To paraphrase "Shidduch dating is a horrible system of finding a mate
but the best one I know".  To my knowledge, we are living in a
democratic society.  By all means, don't date someone who doesn't appeal
to you or has to many "b'deveds" to their credit.

And if it really pains you to waste your time, do more investigation up
front.  Most people I know got married through "non-professional",
uncompensated, unofficial shadchunim who are trying to marry people off.
It's a thankless job!  Young people are constantly bickering about who
would be good enough to consider and their standards go up with their
age.  If they meet someone who looks like less than a swimsuit contest
winner, they're rejected even if they have no other "b'deveds".

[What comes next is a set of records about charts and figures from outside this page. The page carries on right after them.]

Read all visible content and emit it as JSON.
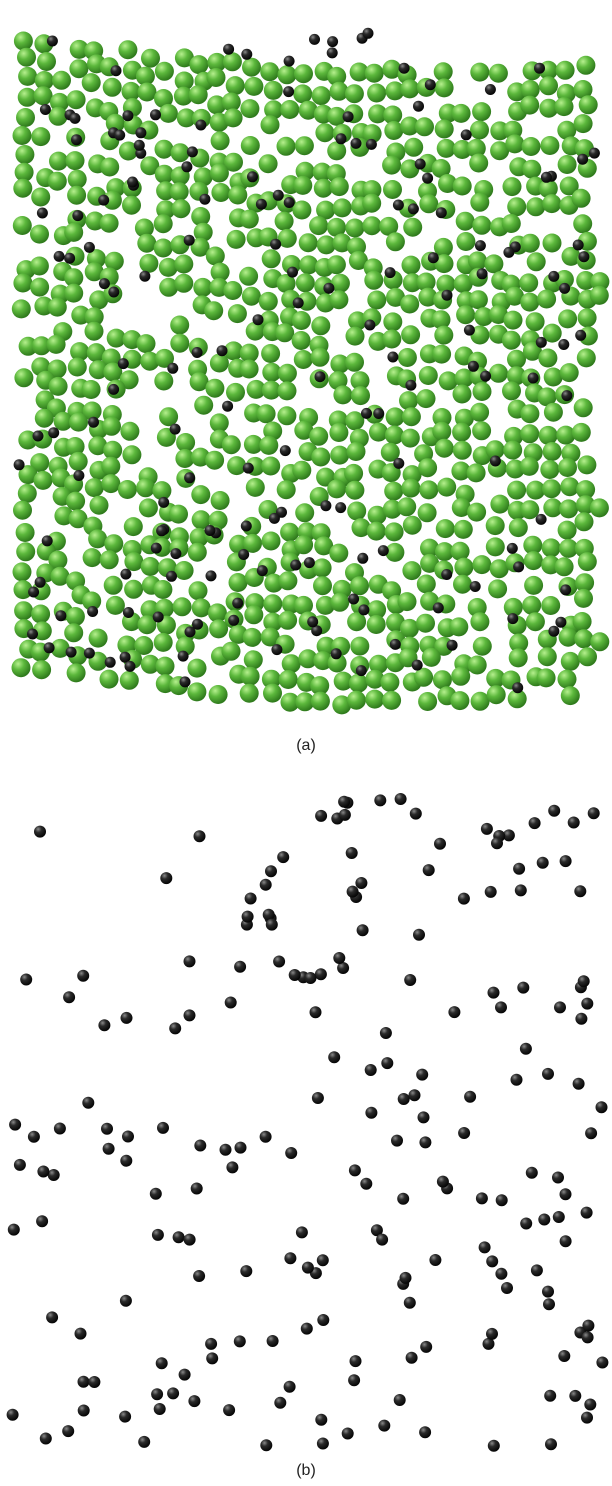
{
  "figure": {
    "panel_a": {
      "label": "(a)"
    },
    "panel_b": {
      "label": "(b)"
    }
  },
  "colors": {
    "green_atom": "#5cb83c",
    "green_atom_dark": "#2f7a1c",
    "black_atom": "#1c1c1c"
  }
}
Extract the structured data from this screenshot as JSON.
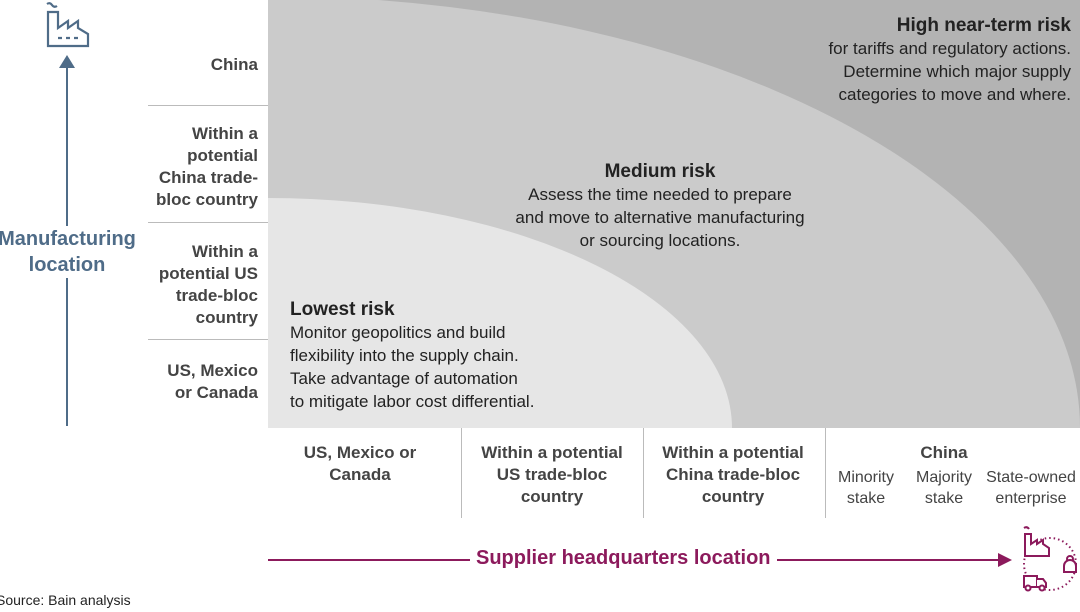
{
  "colors": {
    "outer_region": "#b3b3b3",
    "middle_region": "#cbcbcb",
    "inner_region": "#e6e6e6",
    "manufacturing_axis": "#4f6c88",
    "supplier_axis": "#8c1a5c"
  },
  "y_axis": {
    "label": "Manufacturing location",
    "icon": "factory-icon",
    "rows": [
      "China",
      "Within a potential China trade-bloc country",
      "Within a potential US trade-bloc country",
      "US, Mexico or Canada"
    ]
  },
  "x_axis": {
    "label": "Supplier headquarters location",
    "icon": "supply-chain-cycle-icon",
    "columns": [
      "US, Mexico or Canada",
      "Within a potential US trade-bloc country",
      "Within a potential China trade-bloc country",
      "China"
    ],
    "china_sub": [
      "Minority stake",
      "Majority stake",
      "State-owned enterprise"
    ]
  },
  "risks": {
    "high": {
      "title": "High near-term risk",
      "lines": [
        "for tariffs and regulatory actions.",
        "Determine which major supply",
        "categories to move and where."
      ]
    },
    "medium": {
      "title": "Medium risk",
      "lines": [
        "Assess the time needed to prepare",
        "and move to alternative manufacturing",
        "or sourcing locations."
      ]
    },
    "low": {
      "title": "Lowest risk",
      "lines": [
        "Monitor geopolitics and build",
        "flexibility into the supply chain.",
        "Take advantage of automation",
        "to mitigate labor cost differential."
      ]
    }
  },
  "source": "Source: Bain analysis"
}
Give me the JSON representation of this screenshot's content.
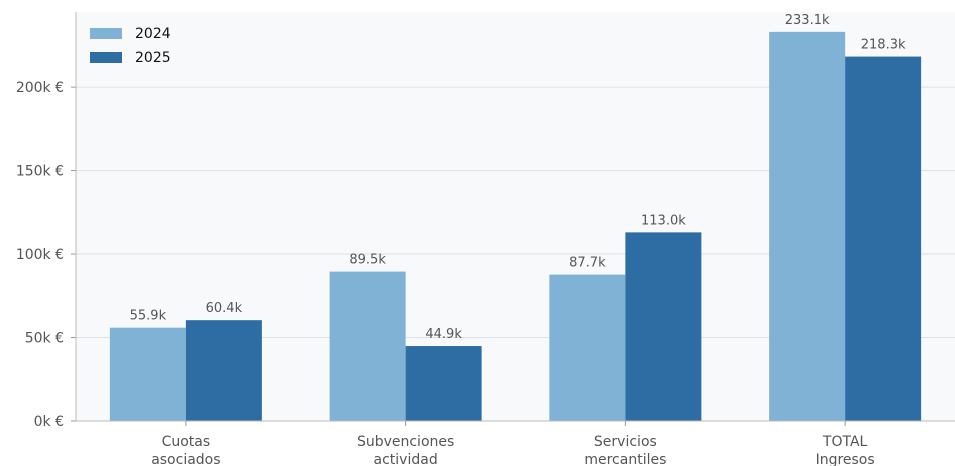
{
  "chart_data": {
    "type": "bar",
    "title": "",
    "xlabel": "",
    "ylabel": "",
    "categories": [
      [
        "Cuotas",
        "asociados"
      ],
      [
        "Subvenciones",
        "actividad"
      ],
      [
        "Servicios",
        "mercantiles"
      ],
      [
        "TOTAL",
        "Ingresos"
      ]
    ],
    "series": [
      {
        "name": "2024",
        "color": "#7fb2d5",
        "values": [
          55.9,
          89.5,
          87.7,
          233.1
        ],
        "labels": [
          "55.9k",
          "89.5k",
          "87.7k",
          "233.1k"
        ]
      },
      {
        "name": "2025",
        "color": "#2e6da4",
        "values": [
          60.4,
          44.9,
          113.0,
          218.3
        ],
        "labels": [
          "60.4k",
          "44.9k",
          "113.0k",
          "218.3k"
        ]
      }
    ],
    "ylim": [
      0,
      245
    ],
    "yticks": [
      {
        "value": 0,
        "label": "0k €"
      },
      {
        "value": 50,
        "label": "50k €"
      },
      {
        "value": 100,
        "label": "100k €"
      },
      {
        "value": 150,
        "label": "150k €"
      },
      {
        "value": 200,
        "label": "200k €"
      }
    ],
    "grid": true,
    "legend_position": "top-left",
    "plot_background": "#f7f9fb"
  }
}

It sounds like you've been badly burned once.  It happens to the best of
us.  Get the chip off your shoulder and move on.  No one is out to get
you.  And trust me, there are many of us out there who'd be interested
in a single, working, guy.  Maybe there's something about you that your
not willing to come to terms with.

It's been my experience that the women out there over a certain age
(like 21 1/2) are a lot more flexible than the 45 year old guys who'd
like to marry women between 21-27 so they could have "large families".



From: Jeremy Burton
Date: Mon, 2 Dec 1996 12:37:39 -0500 (EST)
Subject: Shidduchim

I would generally agree with the underlying theory of the ridiculous
approaches, standards and criteria of various people participating in and
facilitating the shidduch process.  From my differing point of view, i.e.
alternative standards about "salad out", wearing a black hat etc..than
those cite by anonymous;  I often get equally ridicilous offers.
Individuals will recommend a shidduch citing "she wears pants", "I'm not
sure she'll cover her hair" etc... I ask what they know about the women
and it usually turns out to be less than one would think necessary to
suggest compatability, other than that she's the neice of a colleague or
daughter of a cousin and they know she's less frum than the rest of the
family or she's interested in politics.

More often than not it turns out she is less frum than they would ever
want to know (or the definition of frum is under great dispute) or yes she
once expressed interest in politics at a family dinner (maybe when she was
talking about volunteering in the campaign of someone I find
reprehensible). Is she bright?  Not necessarily.  Is she interesting?  Not

While I could go on and on, I agree with the premise SHADCHANIM OPERATE
BASED UPON THE STUPIDEST THINGS.  It is a depressing system.  One can only
review the amazingly bad dates one has gone on to realize that these
people don't know you, what you want, what you are about.  How can someone
who hasn't spoken to you for 20 minutes in the last five years "know" that
this is the "right" person for you?

P.S.  I would be remiss if I didn't point out the authors evident bias (I
usually call it bigotry) in belaboring the emphasis on his personal yichus
(shtut rabbonim in Europe?) while obviously complaining about witheld
information re: geyrus.  Without knowing whether his incident was with a
discovering this status.  To do so is participate in the lowest form of
bigotry and highest form of yichus arrogance around.  As a FFB ben
geyoret, I have been a victim of this particular beut, even having a date
cut off a perfectly nice evening upon discovering this fact.  To lock out
people based upon their parent's (or their own) choice to embrace Judaism
is reprehensible (that does not however make it wrong to discreetly
confirm the kashrus of the conversion procedure itself however).